You can see for yourself that Safari/WebKit do not support the :focus-visible pseudo-class: There is also an Example on the page in which you can test tabbing from one input to button to the next — Safari does not show the dashed dark orange outline that comes from :focus-visible styles as it does in Chrome and Firefox.
Indeed I see now I made a mistake.
The behaviour we were implementing for our UI actually wants default outlines only on focus-visible, but it seems that Safari, with that setting enabled, does that for you (e.g., when tabbing to a button, shows an outline, whilst clicking a button does not) so I wrongly assumed this means the pseudo selector works. But this is by accident just the default behaviour when you opt-in with the accessibility option. Sorry!
(In reply to Justus Romijn from comment #7)
> Indeed I see now I made a mistake.
> The behaviour we were implementing for our UI actually wants default
> outlines only on focus-visible, but it seems that Safari, with that setting
> enabled, does that for you (e.g., when tabbing to a button, shows an
> outline, whilst clicking a button does not) so I wrongly assumed this means
> the pseudo selector works. But this is by accident just the default
> behaviour when you opt-in with the accessibility option. Sorry!

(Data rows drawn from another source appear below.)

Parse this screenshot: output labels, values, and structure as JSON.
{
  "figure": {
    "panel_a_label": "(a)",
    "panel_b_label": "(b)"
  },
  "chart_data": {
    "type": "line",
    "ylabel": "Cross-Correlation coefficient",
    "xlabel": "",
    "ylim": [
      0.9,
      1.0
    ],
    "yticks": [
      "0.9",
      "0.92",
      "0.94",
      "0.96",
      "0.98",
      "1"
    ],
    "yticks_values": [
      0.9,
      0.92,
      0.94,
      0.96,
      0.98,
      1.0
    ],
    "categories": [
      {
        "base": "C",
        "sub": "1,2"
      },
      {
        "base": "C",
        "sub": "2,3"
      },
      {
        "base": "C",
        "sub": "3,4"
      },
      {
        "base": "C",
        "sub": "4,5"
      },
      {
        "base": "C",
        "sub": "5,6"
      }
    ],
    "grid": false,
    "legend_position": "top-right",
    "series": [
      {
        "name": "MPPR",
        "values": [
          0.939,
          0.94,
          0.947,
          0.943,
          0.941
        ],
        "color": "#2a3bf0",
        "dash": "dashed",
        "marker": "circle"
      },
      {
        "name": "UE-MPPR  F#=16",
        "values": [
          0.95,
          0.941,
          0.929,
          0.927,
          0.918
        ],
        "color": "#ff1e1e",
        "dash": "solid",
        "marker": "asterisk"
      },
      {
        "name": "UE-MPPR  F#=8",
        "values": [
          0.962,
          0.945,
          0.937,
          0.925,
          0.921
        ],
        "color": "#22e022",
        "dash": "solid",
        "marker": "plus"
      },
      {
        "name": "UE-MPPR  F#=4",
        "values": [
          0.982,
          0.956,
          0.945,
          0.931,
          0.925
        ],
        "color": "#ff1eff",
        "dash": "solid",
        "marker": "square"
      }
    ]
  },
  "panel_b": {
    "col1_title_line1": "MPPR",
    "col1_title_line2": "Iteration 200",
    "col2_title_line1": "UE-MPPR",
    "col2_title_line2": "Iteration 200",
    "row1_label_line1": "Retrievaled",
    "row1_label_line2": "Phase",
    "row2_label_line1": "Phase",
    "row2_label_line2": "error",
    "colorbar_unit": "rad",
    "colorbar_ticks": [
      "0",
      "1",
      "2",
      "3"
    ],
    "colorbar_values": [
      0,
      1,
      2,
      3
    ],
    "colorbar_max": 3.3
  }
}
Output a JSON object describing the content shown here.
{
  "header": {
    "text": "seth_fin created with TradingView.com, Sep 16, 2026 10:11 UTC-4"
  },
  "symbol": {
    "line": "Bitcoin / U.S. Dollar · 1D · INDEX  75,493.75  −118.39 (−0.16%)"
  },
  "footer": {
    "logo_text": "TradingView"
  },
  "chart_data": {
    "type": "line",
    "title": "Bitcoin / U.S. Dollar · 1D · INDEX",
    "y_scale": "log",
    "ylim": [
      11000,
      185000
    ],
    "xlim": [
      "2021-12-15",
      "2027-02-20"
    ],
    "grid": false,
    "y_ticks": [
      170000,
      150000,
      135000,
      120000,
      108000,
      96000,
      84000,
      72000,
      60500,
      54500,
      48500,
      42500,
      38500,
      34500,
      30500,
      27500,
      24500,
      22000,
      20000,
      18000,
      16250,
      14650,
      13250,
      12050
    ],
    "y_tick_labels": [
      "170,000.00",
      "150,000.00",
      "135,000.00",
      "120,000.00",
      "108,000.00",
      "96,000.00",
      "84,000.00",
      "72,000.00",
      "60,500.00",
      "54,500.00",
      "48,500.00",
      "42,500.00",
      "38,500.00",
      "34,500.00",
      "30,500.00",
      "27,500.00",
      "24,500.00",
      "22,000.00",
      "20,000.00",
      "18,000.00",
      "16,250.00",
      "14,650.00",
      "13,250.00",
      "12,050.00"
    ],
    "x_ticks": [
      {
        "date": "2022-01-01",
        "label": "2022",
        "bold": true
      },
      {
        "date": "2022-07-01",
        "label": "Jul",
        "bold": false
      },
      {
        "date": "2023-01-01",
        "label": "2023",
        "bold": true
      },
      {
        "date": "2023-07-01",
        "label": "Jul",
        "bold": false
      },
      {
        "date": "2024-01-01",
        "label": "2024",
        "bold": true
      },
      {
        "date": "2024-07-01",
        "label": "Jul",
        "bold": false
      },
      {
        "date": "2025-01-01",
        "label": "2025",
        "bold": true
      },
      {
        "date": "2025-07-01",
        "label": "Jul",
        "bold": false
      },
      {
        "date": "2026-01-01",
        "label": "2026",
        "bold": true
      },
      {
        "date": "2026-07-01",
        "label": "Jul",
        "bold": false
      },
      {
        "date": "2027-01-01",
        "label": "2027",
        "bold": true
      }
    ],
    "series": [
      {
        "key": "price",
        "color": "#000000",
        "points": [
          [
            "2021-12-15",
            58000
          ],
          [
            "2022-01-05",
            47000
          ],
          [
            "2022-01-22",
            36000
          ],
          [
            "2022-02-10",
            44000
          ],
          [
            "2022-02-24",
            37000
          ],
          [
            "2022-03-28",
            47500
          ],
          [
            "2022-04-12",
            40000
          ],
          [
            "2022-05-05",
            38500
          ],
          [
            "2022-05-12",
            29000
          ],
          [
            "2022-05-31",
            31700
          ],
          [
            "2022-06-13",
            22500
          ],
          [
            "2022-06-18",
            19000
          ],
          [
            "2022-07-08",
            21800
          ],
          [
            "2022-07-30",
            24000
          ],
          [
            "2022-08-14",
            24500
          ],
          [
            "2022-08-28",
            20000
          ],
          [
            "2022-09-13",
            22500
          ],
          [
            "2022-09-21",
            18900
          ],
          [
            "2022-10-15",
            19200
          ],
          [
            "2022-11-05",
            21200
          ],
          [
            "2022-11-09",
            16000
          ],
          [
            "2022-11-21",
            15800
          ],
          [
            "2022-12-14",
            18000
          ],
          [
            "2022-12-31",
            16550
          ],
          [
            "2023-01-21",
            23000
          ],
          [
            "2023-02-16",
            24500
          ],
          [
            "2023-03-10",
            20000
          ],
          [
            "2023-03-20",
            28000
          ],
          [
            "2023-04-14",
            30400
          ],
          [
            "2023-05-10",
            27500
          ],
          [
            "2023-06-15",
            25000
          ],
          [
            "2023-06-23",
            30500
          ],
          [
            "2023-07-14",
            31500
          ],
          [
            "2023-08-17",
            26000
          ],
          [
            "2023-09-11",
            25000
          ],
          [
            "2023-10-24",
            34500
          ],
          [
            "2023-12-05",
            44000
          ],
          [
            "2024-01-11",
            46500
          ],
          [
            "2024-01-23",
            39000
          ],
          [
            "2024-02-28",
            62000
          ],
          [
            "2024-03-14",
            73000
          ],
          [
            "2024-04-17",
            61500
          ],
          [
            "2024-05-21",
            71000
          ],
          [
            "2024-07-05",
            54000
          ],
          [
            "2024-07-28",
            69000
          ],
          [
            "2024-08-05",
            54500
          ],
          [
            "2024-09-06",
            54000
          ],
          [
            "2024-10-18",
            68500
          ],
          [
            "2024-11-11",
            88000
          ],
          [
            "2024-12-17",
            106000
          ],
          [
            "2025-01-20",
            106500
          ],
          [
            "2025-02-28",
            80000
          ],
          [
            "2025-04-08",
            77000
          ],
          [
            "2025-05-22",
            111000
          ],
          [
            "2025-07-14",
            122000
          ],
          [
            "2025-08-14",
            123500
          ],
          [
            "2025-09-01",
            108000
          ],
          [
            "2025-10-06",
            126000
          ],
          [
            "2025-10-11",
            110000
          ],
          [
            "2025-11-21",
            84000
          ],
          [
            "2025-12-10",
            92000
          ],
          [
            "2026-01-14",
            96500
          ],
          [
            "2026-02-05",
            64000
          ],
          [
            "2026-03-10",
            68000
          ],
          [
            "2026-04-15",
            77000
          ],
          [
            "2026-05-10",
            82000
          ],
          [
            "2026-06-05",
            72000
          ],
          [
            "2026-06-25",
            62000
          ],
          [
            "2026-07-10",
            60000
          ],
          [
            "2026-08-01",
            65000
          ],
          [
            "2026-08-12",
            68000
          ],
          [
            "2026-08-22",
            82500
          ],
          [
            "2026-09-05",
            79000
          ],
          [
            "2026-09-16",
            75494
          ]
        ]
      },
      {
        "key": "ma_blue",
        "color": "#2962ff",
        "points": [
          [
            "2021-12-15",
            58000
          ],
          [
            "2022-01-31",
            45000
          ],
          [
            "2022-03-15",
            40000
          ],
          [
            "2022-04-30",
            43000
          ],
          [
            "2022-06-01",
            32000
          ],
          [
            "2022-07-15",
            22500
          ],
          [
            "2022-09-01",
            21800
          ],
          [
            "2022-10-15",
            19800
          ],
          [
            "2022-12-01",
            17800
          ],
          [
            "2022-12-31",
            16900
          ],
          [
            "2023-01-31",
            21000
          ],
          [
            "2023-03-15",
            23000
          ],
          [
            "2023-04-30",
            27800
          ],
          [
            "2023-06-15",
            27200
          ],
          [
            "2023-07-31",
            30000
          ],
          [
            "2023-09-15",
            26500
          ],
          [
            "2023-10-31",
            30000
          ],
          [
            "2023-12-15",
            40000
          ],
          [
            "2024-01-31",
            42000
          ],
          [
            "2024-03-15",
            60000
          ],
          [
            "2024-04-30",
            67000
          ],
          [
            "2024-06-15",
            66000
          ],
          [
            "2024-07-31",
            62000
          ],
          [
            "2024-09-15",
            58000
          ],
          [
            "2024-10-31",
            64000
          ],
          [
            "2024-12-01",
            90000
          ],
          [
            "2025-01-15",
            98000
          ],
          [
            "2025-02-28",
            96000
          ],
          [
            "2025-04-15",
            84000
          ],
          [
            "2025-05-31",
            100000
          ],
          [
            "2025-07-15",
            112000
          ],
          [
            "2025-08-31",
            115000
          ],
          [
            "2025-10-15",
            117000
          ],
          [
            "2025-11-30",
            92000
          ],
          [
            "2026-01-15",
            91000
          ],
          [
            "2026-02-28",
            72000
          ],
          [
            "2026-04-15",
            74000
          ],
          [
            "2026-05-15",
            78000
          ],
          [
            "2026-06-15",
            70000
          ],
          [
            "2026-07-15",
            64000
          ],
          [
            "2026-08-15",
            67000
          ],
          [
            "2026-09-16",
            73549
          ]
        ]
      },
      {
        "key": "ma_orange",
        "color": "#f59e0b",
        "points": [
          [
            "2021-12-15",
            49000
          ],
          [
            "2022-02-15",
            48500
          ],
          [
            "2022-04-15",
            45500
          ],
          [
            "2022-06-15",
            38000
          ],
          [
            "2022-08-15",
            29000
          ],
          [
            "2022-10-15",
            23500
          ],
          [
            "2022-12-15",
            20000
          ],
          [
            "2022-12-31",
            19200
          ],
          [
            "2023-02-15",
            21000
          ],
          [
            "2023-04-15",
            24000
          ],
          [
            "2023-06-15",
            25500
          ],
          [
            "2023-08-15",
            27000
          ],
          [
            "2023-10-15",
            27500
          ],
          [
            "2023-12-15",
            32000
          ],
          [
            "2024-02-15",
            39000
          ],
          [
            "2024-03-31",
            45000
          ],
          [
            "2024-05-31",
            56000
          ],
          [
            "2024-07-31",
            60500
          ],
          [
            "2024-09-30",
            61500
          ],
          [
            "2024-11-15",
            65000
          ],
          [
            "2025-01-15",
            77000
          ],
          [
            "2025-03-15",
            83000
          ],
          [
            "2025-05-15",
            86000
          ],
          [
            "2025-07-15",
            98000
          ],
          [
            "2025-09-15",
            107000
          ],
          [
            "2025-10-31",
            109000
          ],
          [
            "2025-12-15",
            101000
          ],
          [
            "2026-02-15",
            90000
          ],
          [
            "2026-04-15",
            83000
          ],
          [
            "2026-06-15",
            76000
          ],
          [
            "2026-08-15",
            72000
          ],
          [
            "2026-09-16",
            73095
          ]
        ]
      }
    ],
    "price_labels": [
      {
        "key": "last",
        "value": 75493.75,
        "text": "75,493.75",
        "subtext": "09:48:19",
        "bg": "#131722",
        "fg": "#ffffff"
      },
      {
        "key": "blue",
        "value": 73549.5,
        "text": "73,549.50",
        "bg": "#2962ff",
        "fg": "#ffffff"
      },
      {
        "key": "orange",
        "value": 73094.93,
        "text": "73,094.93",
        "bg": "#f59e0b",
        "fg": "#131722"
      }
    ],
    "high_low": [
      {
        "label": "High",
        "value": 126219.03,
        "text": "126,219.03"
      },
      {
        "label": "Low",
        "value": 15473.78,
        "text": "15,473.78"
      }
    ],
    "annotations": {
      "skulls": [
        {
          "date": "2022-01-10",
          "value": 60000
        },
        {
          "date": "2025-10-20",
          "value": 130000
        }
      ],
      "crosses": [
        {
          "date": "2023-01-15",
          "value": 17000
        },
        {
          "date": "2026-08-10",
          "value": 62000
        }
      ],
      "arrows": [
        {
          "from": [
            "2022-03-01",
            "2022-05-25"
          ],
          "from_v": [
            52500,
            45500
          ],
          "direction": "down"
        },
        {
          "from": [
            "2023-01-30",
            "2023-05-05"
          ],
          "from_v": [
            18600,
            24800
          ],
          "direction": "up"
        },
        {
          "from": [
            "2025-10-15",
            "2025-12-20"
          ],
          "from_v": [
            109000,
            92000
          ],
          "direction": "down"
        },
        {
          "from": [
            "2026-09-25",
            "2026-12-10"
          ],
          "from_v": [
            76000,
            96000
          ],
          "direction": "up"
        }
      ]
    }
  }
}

Hey no worries! I just wanted to make sure it is clear to all that :focus-visible is unique, and can be very useful. Indeed, earlier this morning I learned via the MDN article linked that the browser does this by default on button elements. This is good to know!
Re: :focus-visible, I am eager for the myriad possibilities that open up both for other types of elements — anchors, input fields, and more — and also for the creation of more helpful and dynamic focus styles that are aware of the input method.
I am a sighted user, but I do try to use my ergonomic keyboard as much as I can (vs. my mouse; both for ergonomics, and for speed), so I am familiar with, and do tend to recommend turning on the macOS setting to allow keyboard navigation to move focus between controls. :focus-visible would be a great tool for making more intuitive and accessible interfaces.